2 cups fresh basil leaves, (can sub half the basil leaves with Italian parsley)
1/2 cup freshly grated Romano or Parmesan cheese (about 2 ounces)
1/2 cup extra virgin olive oil
1/3 cup pine nuts (can sub chopped walnuts)
3 cloves garlic, minced (about 1 tablespoon)
1/4 teaspoon salt, or more to taste
1/8 teaspoon freshly ground black pepper, or more to taste
pasta of your choice (I used Orecchiette)
Place the basil leaves and pine nuts into the bowl of a food processor and pulse several times. Add the garlic and Parmesan or Romano cheese and pulse several times more. Scrape down the sides of the food processor with a rubber spatula.

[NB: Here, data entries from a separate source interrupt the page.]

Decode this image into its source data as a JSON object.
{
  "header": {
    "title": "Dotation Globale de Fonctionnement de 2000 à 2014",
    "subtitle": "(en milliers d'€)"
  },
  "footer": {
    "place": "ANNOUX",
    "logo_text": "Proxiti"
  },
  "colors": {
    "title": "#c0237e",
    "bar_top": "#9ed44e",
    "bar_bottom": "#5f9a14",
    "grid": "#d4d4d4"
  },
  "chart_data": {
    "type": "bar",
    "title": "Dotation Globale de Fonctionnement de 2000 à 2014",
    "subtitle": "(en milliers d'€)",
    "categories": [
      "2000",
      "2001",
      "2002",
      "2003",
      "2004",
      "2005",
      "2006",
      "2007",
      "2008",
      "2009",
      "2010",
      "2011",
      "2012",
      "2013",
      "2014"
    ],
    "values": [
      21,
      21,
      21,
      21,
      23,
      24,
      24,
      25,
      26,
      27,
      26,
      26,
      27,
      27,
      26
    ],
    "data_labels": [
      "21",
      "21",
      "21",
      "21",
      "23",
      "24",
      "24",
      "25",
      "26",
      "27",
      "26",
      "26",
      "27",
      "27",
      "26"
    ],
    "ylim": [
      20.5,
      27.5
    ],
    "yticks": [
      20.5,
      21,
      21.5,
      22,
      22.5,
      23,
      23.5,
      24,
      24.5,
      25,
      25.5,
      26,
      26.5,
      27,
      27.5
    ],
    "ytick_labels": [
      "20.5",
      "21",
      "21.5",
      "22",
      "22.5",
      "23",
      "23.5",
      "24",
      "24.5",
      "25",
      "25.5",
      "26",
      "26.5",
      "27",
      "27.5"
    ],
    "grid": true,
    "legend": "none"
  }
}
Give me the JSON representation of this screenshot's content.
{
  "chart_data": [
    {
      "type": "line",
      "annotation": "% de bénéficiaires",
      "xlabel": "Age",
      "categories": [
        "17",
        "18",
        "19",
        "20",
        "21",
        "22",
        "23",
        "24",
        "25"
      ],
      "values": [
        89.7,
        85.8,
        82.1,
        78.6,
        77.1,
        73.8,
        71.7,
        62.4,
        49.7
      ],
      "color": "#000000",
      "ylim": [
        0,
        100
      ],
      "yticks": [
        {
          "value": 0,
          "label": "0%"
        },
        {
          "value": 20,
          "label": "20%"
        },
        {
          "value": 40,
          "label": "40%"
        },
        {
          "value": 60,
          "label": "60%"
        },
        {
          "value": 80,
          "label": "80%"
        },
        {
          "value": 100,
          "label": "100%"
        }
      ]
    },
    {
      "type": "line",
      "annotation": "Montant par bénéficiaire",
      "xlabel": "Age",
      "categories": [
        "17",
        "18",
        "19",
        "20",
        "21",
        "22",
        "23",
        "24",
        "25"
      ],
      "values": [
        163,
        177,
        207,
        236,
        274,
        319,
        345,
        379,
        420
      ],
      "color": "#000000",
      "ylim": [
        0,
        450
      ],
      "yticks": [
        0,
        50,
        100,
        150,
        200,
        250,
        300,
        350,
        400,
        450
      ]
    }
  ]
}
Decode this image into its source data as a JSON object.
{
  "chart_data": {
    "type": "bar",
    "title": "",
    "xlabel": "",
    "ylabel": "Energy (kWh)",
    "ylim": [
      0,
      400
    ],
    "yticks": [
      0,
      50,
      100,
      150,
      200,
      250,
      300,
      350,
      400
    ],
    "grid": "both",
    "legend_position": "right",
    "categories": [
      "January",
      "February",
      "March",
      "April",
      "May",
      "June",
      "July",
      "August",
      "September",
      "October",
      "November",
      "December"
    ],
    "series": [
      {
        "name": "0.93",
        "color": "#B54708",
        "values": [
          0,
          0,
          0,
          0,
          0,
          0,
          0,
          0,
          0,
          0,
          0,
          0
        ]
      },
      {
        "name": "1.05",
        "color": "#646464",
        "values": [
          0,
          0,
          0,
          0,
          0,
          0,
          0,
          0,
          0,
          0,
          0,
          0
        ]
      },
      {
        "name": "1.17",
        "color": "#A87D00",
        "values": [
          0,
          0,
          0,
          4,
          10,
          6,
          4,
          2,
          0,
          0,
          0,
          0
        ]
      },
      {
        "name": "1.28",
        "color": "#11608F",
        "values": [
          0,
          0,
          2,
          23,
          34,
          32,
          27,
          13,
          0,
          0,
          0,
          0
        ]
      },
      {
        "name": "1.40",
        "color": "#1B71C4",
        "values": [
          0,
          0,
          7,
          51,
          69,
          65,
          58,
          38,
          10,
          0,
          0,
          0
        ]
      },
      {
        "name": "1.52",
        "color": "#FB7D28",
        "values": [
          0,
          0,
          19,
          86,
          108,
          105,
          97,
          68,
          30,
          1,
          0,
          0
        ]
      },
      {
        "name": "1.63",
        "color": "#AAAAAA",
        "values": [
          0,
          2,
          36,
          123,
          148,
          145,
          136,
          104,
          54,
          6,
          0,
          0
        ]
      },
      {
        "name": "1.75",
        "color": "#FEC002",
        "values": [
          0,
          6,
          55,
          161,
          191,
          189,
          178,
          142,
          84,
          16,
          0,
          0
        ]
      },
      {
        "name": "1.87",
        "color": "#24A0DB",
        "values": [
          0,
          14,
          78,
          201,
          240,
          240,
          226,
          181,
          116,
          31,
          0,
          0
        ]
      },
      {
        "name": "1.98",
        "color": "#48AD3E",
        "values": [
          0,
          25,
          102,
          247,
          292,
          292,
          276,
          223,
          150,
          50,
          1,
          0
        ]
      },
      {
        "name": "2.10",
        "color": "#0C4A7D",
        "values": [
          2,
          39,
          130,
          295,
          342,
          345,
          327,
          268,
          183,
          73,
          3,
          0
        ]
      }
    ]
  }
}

While the food processor is running, slowly add the olive oil in a steady small stream. Adding the olive oil slowly while the processor is running will help it emulsify and help keep the olive oil from separating. Occasionally, stop to scrape down the sides of the food processor.
Add salt and freshly ground black pepper to taste.
Cook the pasta in a large pot of boiling water until done. Drain, Toss the pesto with the pasta and serve.
Really easy to make, but rich and full of flavor!!! Good hot or cold.
Pesto is not just for pasta, from sides to appetizers, pesto is a versatile sauce that is easily enjoyed in or on many different dishes. Try it over baked potatoes, for caprese salad, spread over crackers or toasted slices of bread.